There is no signpost in Groundhog Day. We are as confused as Phil Connors is when he awakens to the Sonny and Cher song playing on his alarm clock. The film continues to resist an equation through the ending credits. We as an audience never know and, in some ways, begin the journey in media res, trying to figure out how to deal with the situation that’s just happened to Phil. Granted that the setting is a familiar space: the Frank Capra of American pastoral, the holiday occurrence of pulling a groundhog from its slumber to predict how many more weeks of winter will be left is exotic and unfamiliar.

In most forking path narratives, only a few parallel narratives are explored to keep continuity and to fit into the Hollywood standard runtime of about 2 hours. In these two hours, we explore the allotted number of narratives through until the end of the film. The film Groundhog Day differs exponentially because it is all about beginnings. Our forking paths of possibilities are endless but only enduring a set amount of time, 24 hours. Even in this relatively short amount of time span, there are common occurrences for Phil to navigate: the slimy insurance salesman from his past, the homeless man (whom, in the most Capra-esque narrative, Phil realizes it is his last day to live), the impending weather storm that Phil has not predicted correctly, Sonny and Cher on the radio, and the emergence of Puxatawney Phil down in the town pavilion.
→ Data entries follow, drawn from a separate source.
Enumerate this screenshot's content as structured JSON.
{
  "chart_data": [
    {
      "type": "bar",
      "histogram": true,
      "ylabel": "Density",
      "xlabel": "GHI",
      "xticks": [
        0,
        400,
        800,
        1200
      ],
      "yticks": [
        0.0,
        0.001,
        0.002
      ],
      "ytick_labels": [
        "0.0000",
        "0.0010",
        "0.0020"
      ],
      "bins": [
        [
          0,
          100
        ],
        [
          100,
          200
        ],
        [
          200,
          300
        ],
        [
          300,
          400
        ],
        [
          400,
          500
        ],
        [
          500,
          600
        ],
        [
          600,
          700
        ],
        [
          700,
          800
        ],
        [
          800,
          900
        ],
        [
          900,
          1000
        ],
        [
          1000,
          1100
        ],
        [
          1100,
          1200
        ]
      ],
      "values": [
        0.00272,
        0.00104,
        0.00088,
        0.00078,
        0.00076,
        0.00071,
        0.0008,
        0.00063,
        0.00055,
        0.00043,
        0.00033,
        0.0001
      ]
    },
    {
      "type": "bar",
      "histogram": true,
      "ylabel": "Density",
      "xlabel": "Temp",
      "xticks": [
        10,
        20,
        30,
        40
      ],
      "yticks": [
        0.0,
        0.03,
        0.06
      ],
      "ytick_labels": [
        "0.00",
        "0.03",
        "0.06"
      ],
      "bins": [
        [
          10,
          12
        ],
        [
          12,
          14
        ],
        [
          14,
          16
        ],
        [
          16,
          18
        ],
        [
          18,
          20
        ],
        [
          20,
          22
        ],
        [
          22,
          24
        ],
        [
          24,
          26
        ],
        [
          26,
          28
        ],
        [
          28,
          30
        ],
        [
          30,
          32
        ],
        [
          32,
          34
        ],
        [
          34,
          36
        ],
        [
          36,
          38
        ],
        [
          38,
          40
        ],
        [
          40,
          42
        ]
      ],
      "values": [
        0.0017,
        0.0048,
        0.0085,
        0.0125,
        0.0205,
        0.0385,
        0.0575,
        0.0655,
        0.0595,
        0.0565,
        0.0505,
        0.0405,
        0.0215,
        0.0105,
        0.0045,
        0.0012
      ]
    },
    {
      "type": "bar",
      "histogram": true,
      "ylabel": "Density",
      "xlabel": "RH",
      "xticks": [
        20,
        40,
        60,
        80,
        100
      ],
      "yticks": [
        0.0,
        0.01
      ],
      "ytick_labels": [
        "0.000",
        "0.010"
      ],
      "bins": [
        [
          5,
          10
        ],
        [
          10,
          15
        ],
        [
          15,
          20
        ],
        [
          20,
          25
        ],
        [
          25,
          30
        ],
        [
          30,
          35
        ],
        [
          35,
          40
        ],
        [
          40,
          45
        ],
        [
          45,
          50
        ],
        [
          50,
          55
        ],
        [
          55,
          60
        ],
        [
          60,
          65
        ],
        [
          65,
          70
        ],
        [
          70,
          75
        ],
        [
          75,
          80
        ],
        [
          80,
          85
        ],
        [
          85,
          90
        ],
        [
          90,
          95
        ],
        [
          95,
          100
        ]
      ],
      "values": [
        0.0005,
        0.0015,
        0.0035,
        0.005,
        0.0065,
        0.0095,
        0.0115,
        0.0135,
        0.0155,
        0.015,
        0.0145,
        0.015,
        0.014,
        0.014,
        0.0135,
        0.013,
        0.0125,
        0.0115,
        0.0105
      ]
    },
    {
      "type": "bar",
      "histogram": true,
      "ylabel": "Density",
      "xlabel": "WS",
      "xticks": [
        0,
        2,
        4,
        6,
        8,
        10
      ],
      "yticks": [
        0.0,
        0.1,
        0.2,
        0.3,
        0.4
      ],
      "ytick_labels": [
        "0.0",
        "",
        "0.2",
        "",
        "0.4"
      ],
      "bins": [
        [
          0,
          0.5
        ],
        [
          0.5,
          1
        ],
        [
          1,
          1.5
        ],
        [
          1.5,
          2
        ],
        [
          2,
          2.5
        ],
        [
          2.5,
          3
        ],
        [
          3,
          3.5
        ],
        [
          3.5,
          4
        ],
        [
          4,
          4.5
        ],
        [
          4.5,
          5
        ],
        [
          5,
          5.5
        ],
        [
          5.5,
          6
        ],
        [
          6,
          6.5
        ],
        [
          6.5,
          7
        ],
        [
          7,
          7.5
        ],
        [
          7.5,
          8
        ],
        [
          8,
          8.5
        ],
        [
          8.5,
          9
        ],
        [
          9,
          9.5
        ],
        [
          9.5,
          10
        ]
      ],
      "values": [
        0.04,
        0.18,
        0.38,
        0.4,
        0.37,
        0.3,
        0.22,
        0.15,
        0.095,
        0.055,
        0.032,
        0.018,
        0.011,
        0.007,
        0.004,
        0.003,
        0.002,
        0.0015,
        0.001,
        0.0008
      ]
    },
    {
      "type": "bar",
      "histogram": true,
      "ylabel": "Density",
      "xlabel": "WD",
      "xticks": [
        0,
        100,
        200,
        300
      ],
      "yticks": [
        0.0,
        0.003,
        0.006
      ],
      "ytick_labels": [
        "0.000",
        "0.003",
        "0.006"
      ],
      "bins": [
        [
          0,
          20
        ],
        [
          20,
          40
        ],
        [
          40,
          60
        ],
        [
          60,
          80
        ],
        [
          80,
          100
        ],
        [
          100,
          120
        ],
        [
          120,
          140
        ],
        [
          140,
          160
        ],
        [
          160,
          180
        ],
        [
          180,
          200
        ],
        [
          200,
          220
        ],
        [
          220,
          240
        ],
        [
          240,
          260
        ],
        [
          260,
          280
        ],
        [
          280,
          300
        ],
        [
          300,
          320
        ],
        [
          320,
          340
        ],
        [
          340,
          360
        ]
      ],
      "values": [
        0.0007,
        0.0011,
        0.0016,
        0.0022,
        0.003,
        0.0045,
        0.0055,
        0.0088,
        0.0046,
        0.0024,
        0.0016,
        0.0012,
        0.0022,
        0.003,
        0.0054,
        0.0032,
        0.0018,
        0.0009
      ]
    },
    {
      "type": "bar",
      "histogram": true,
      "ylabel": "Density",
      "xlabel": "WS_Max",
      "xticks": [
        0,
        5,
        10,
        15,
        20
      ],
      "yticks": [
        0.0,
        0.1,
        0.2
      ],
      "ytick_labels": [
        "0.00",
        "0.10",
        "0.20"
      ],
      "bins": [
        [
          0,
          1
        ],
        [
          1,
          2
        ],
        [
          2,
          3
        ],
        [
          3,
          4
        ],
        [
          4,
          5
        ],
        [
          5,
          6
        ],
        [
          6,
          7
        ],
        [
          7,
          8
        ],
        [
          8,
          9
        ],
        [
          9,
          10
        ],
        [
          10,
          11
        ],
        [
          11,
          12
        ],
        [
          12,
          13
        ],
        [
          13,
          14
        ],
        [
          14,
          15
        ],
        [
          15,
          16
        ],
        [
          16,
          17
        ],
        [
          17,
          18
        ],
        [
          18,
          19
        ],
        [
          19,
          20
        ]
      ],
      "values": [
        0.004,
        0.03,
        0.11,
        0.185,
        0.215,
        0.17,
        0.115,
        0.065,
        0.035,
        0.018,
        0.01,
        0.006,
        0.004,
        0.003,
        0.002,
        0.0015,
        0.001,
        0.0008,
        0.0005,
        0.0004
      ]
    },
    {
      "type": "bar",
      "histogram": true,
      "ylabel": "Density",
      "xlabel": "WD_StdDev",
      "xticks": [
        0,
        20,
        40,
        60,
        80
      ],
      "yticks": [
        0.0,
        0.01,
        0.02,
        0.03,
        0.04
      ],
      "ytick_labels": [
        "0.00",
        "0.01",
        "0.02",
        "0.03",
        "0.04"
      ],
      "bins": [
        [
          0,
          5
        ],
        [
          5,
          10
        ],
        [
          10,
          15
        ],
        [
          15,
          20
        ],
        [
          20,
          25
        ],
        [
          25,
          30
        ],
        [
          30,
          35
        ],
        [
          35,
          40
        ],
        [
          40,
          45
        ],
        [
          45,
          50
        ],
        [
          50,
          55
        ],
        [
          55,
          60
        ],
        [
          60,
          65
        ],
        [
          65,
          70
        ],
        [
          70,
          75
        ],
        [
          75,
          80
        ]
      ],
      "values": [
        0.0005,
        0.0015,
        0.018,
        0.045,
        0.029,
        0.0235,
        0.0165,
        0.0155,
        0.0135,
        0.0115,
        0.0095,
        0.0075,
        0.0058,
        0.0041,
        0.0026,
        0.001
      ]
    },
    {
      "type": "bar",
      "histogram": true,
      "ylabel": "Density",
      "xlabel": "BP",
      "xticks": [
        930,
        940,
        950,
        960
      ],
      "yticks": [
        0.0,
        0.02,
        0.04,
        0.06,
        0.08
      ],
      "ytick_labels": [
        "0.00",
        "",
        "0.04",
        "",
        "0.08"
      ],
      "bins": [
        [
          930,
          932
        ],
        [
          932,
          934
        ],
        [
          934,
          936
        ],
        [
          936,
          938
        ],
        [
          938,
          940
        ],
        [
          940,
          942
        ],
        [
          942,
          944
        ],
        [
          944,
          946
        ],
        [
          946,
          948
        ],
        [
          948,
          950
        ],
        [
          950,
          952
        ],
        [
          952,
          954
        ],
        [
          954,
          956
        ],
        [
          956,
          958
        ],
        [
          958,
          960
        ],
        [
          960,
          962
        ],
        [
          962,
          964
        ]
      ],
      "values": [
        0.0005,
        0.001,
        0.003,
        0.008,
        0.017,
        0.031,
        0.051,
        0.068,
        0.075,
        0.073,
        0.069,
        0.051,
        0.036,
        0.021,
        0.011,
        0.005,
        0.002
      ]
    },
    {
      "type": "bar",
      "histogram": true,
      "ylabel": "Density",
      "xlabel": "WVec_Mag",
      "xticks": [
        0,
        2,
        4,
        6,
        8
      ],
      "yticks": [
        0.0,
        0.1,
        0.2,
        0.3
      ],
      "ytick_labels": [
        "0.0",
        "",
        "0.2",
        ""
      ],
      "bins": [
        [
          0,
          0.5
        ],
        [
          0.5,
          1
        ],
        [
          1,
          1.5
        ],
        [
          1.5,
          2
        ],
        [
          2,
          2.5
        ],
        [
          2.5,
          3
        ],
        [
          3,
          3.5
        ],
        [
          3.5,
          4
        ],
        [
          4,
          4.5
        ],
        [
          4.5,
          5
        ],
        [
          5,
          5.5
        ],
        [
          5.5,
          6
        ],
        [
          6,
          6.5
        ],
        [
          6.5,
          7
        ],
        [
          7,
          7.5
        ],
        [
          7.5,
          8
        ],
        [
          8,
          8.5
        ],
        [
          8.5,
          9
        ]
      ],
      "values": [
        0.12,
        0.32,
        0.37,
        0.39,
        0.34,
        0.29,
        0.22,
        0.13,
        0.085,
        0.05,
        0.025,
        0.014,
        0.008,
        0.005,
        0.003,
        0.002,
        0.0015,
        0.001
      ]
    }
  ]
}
While the plot shows us a particular number of sequences of events during Phil’s time in small-town Pennsylvanian purgatory, we get a real sense from the story that there are many days and experiences we are not seeing. In the original script, there was a sequence written where Phil would read only one page from a bookshelf covered in books, and towards the end of the film, we would discover that all the books had been read. Harold Ramis claims that the story of Phil’s new beginnings takes a total of 10,000 years, which in Buddhist principles is the length of the third age of Buddhism before passing into Nirvana; however, this theory is denied by Danny Rubin. Rubin does ascertain that the film does have a feeling akin to Herman Hesse’s Siddhartha in terms of its epic quality and duration throughout a man’s life. Rubin and Ramis deliver a deeply moving, philosophical, and bitingly satirical story within a 110-minute plot.